I am a louse. Not the Elizabethan insult Shakespeare invented. But the bug. That is what I am thinking as I comb through my daughter’s hair looking for eggs. That’s what I have been thinking about a lot lately.

Myself and Maxine and three other families from our school have head lice. I would not be surprised if other families also contracted it. Those kids loved to hug. But who wants to admit they have bugs crawling across their scalp? Most of us are disgusted, panicked even. I can’t trace my unusual calm about our situation to anything in particular. I’d like to think it has something to do with the practices of sufficiency, ease and presence. Because there were certainly a few visits to the tropics when the scuttling, scattering, scurrying sound of bugs scraping on the floor would keep me awake and discourage neeeded nighttime bathroom use.

But we forget that bugs are everywhere, don’t we? That flora lines our gut, that nomadic tribes of bacteria roam our arms, stomach, legs and face, that bugs help alchemize the organic chain of life. Maybe it’s that lice is a parasite. I don’t get anything out of hosting them. They feed; I itch and get ostracized.

Still, I can’t help myself from wondering what it’s like to be a louse. As I part and comb one section, are the mamas hurrying to another area, praying for their eggs’ survival? Do they return eventually to see the damage? Do they mourn as they suffocate during my treatment? I am aware that bugs probably don’t have such complex feelings, and that the evolutionary code is for them to lay more eggs than they expect will live.

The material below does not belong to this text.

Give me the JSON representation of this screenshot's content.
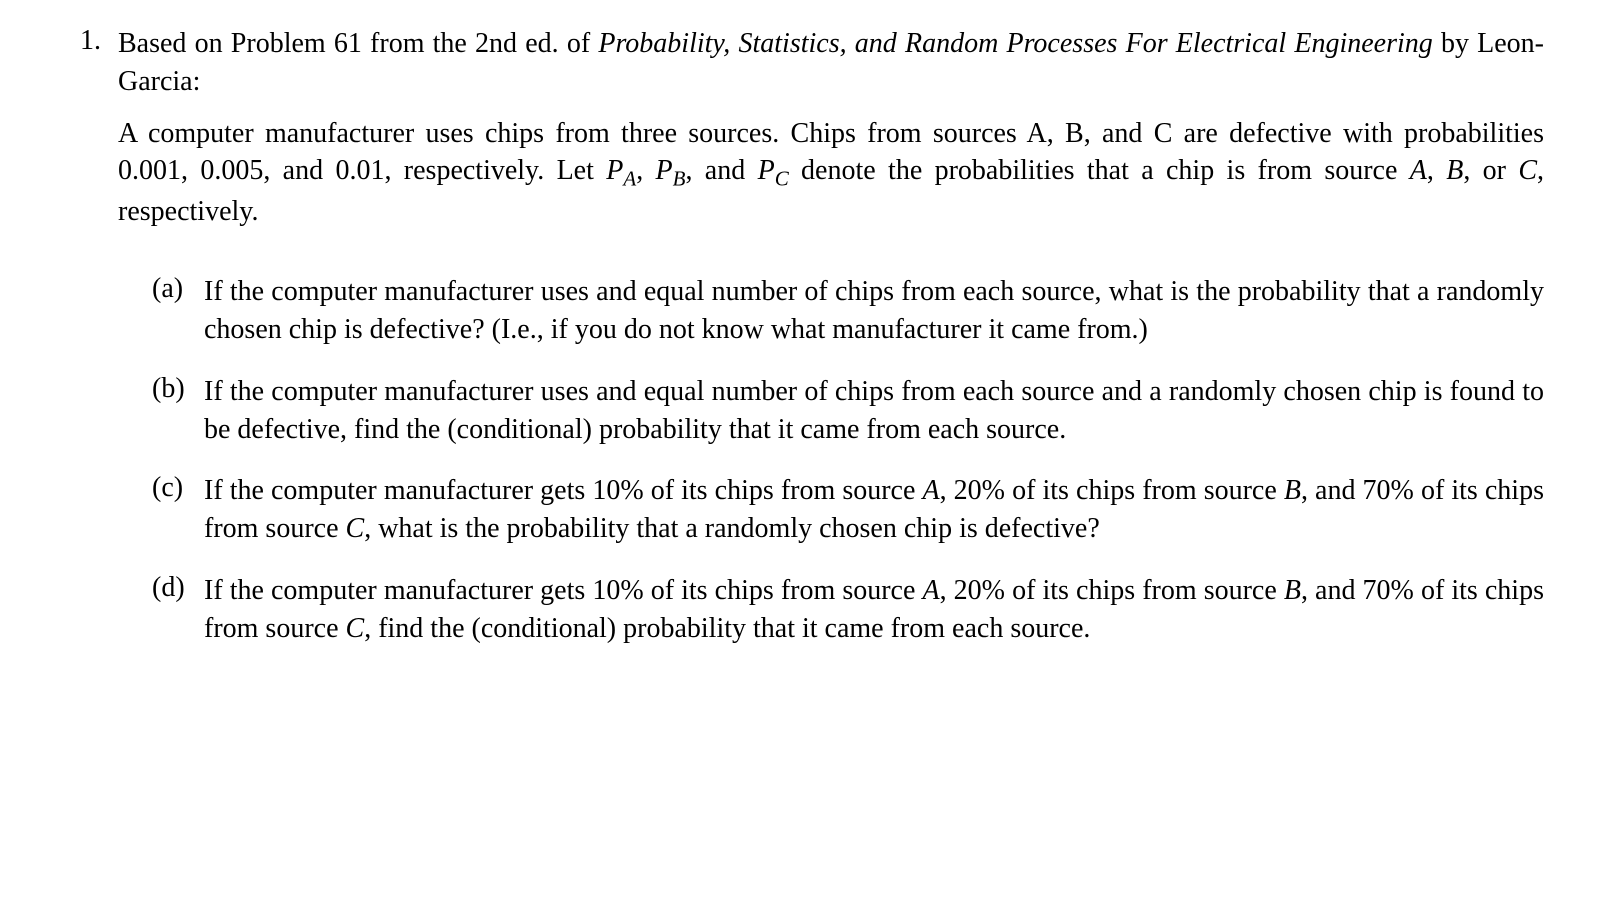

But lice need a home too, right?. I wish it weren’t on my head, but I appreciate their plight. I think of a poem by Buddhist teacher Thich Nhat Han often and especially when I am struggling with judgment and criticism and righteousness, when I cannot see or even imagine the radical nonseparation and oneness of all beings, when I forget our true nature and the right order of things. Here’s a few phrases:

Please Call Me by My True Names by Thich Nhat Hanh (an excerpt)

I am the mayfly metamorphosing
on the surface of the river.
And I am the bird
that swoops down to swallow the mayfly.

I am the frog swimming happily
in the clear water of a pond.
And I am the grass-snake
that silently feeds itself on the frog.

I am the twelve-year-old girl,
refugee on a small boat,
who throws herself into the ocean
after being raped by a sea pirate.
And I am the pirate,
my heart not yet capable
of seeing and loving.

I think of the pirate. He’s so horrifying in my mind. And, I see the pirate in myself sometimes, in others too. The part of us that takes more than we need, the part that does not give back, the part that plunders what is not ours, who violates another’s rights and has no remorse … The part of us that is so lost and closed by scarcity and fear, we can’t see what we’ve done, the costs of our actions. The louse and the pirate. A couple of my true names.

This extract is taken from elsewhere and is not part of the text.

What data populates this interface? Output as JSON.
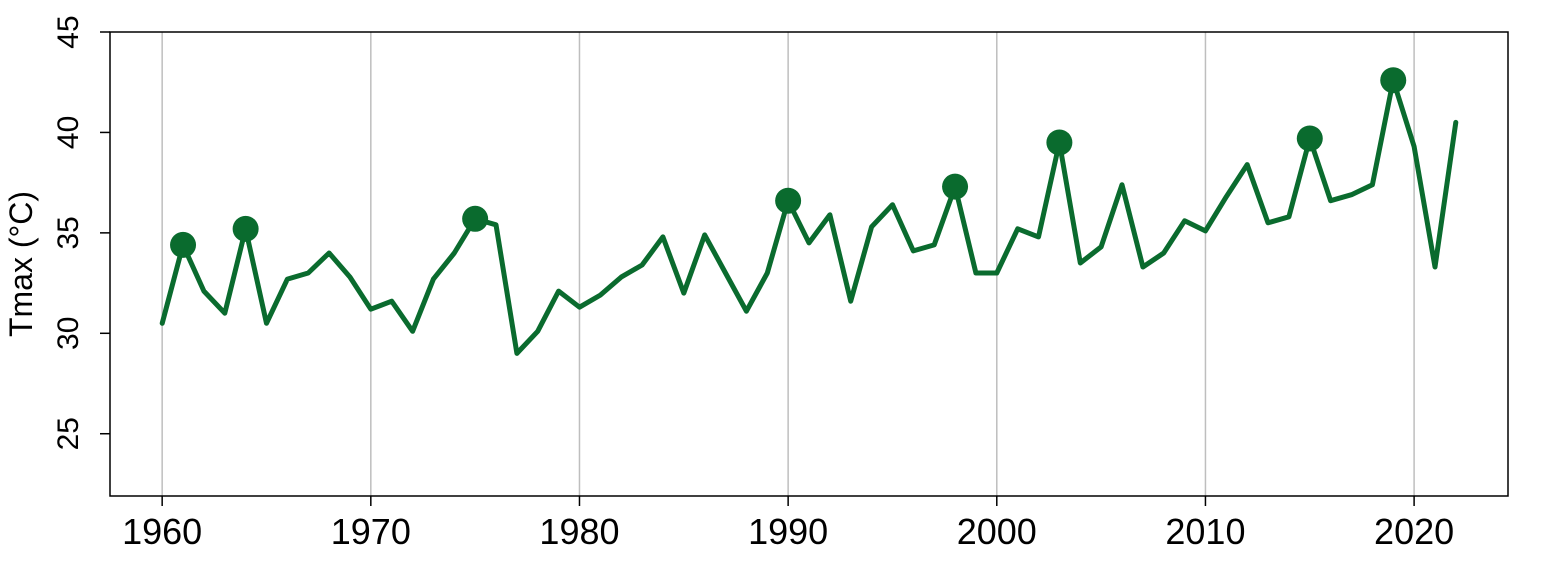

Having head lice is humbling, and I am doing what I need to do to excoriate it from our house. And having it has helped me have compassion. Compassion for all my parts, the parts that still have not accepted our interdependence, that hierarcherize and categorize to feel safe and clean. And compassion for the lice I will cause to die.

And as I do what it takes to fulfill on my social contract and to relieve my scalp of itch, I also wonder if there is another way – a Buddhist approach perhaps? – where I am not killing off a whole family of tiny, pathetic bugs. It is so easy for me to act inside of convenience, to move towards efficiency – and it becomes clearer and clearer to me that efficiency is the paradigm we are leaving as we enter one of sufficiency. I am reminded of a bumper sticker I once saw that read, “Efficiency = Death”. In this case, that is certainly true.